2. Immunotherapy Response Prediction (ITRP) Datasets¶
2.1 About¶
This collection pertains to datasets utilized for analyzing the response to immune therapy across various cancer types. Each dataset is characterized by the cohort size, the specific type of cancer studied, the count of patients categorized into responders and non-responders, the sequencing technology used, and associated scholarly references.
These datasets are crucial for researching the effectiveness of immune therapies, understanding the molecular and genetic factors influencing patient response, and developing personalized treatment strategies. Please download all of these datasets via Doanload Hub or FigShare
| Group | Cohort | Cancer Type | Patients(R/NR) | Sequencer | Reference |
|---|---|---|---|---|---|
| Small cohort | Choueiri | KIRC | 16(3/13) | HiSeq2500 | Choueiri et al. Clinical Cancer Research, 2016 |
| Small cohort | Miao | KIRC | 17(5/12) | HiSeq2000 | Miao et al. Science, 2018 |
| Small cohort | Snyder | BLCA | 21(7/14) | HiSeq4000 | Snyder et al. PLoS Med. 2017 |
| Small cohort | Zhao | GBM | 25(11/14) | HiSeq2000 | Zhao et al. Nature Medicine, 2019 |
| Small cohort | Ravi-2(SU2CLC2) | LUSC | 25(8/17) | HiSeq2500 | Ravi et al. Nature Genetics, 2023 |
| Small cohort | Hugo | SKCM | 26(14/12) | HiSeq2000 | Hugo et al. Cell, 2016 |
| Medium cohort | Allen | SKCM | 39(13/26) | HiSeq2500 | Van Allen et al. Science, 2015 |
| Medium cohort | MGH | SKCM | 34(12/22) | HiSeq2500 | Freeman et al Cell Rep. Med, 2022 |
| Medium cohort | Kim | STAD | 45(12/33) | HiSeq2500 | Kim et al.
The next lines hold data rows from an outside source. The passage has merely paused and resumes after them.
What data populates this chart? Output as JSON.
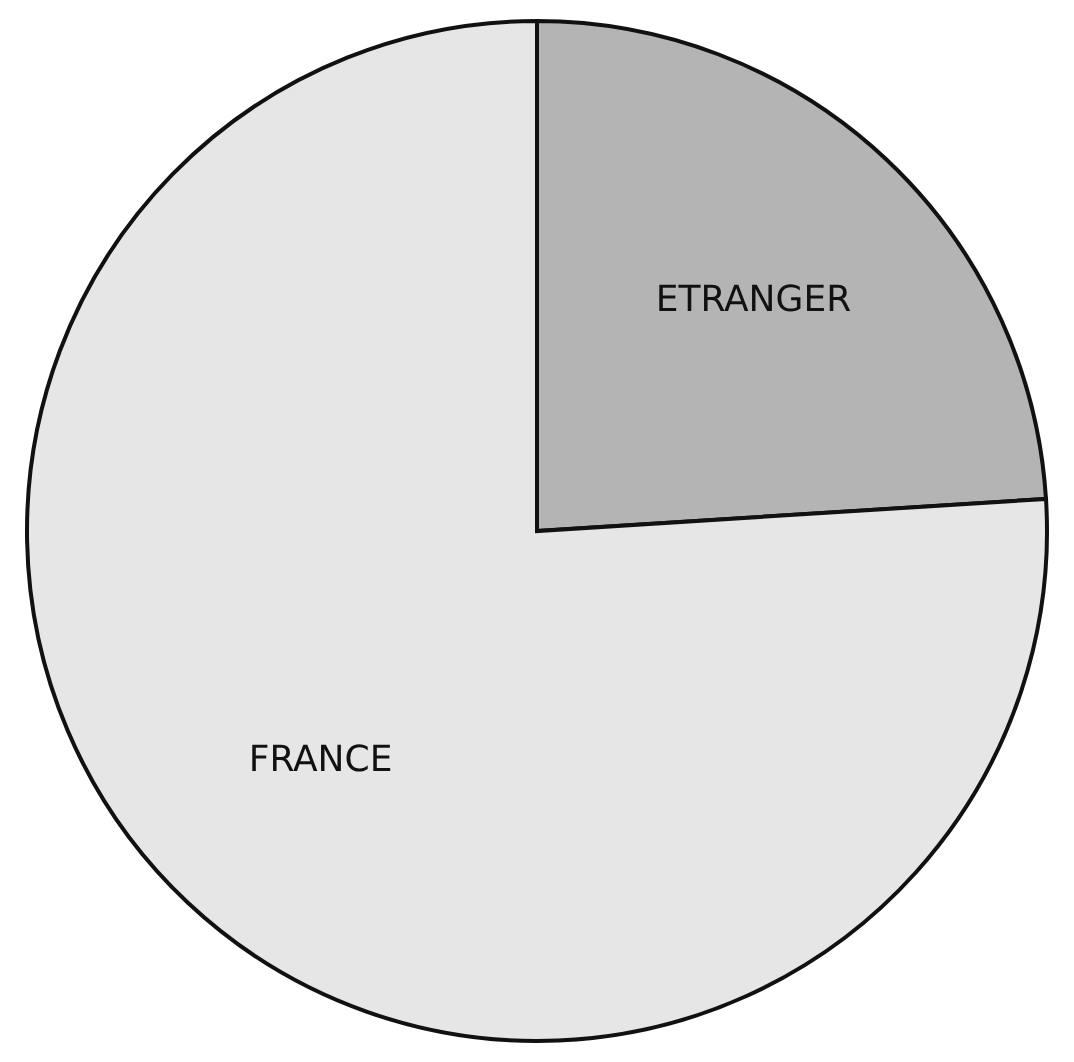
{
  "chart_data": {
    "type": "pie",
    "categories": [
      "ETRANGER",
      "FRANCE"
    ],
    "values": [
      24,
      76
    ],
    "colors": [
      "#b4b4b4",
      "#e6e6e6"
    ]
  }
}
Nature Medicine, 2018 |
| Medium cohort | Riaz | SKCM | 51(10/41) | HiSeq2000/2500 | Riaz et al. Cell, 2017 |
| Medium cohort | Rose | BLCA | 89(16/73) | NovaSeq6000 | Rose et al. BJC 2021 |
| Medium cohort | Gide | SKCM | 73(40/33) | HiSeq2500 | Gide et al. Cancer Cell, 2019 |
| Large cohort | Ravi-1(SU2CLC1) | LUAD | 102(38/64) | HiSeq2500 | Ravi et al. Nature Genetics, 2023 |
| Large cohort | Liu | SKCM | 107(41/66) | HiSeq2500 | Liu et al. Nature Medicine. 2019 |
| Large cohort | IMmotion150 | KIRC | 165(48/117) | HiSeq2500 | McDermott et al. Nature Medicine, 2018 |
| Large cohort | IMVigor210 | BLCA | 298(68/230) | HiSeq2500 | IMvigor210 Study Group. The Lancet, 2017 |
2.2 Acknowledgments¶
We extend our heartfelt gratitude to all the patients who participated in these studies, offering invaluable contributions to the advancement of medical science. Their willingness to be part of this research has played a crucial role in enhancing our understanding of immune therapy responses. We also express our sincere appreciation to the doctors, whose expertise and dedication have been instrumental in the meticulous collection and analysis of the data. Their commitment to excellence ensures the reliability and significance of these datasets. Furthermore, we acknowledge the hard work and perseverance of the scientific workers involved in these projects. Their rigorous efforts in data processing, analysis, and maintenance have been essential in developing these comprehensive datasets. Together, the collaboration of patients, doctors, and scientific workers has paved the way for significant advancements in the field of oncology and personalized medicine.
2.3 Statement of Ethical Compliance and Liability¶
We hereby declare that in the process of acquiring, handling, and analyzing these datasets, we have strictly adhered to the highest standards of ethics and scientific integrity. No actions were taken that would harm the principles of ethics or the integrity of scientific research. Additionally, all procedures and analyses were conducted in full compliance with the applicable legal and regulatory requirements.
We emphasize that our role was confined to the development and analysis of these datasets, and we bear no responsibility or liability for the outcomes or results produced by third parties using these data sets. Users of these datasets should independently verify the data and ensure their analyses are compliant with ethical and legal standards. We encourage the responsible use of these datasets in a manner that respects the dignity, privacy, and rights of all participants involved in the studies.es.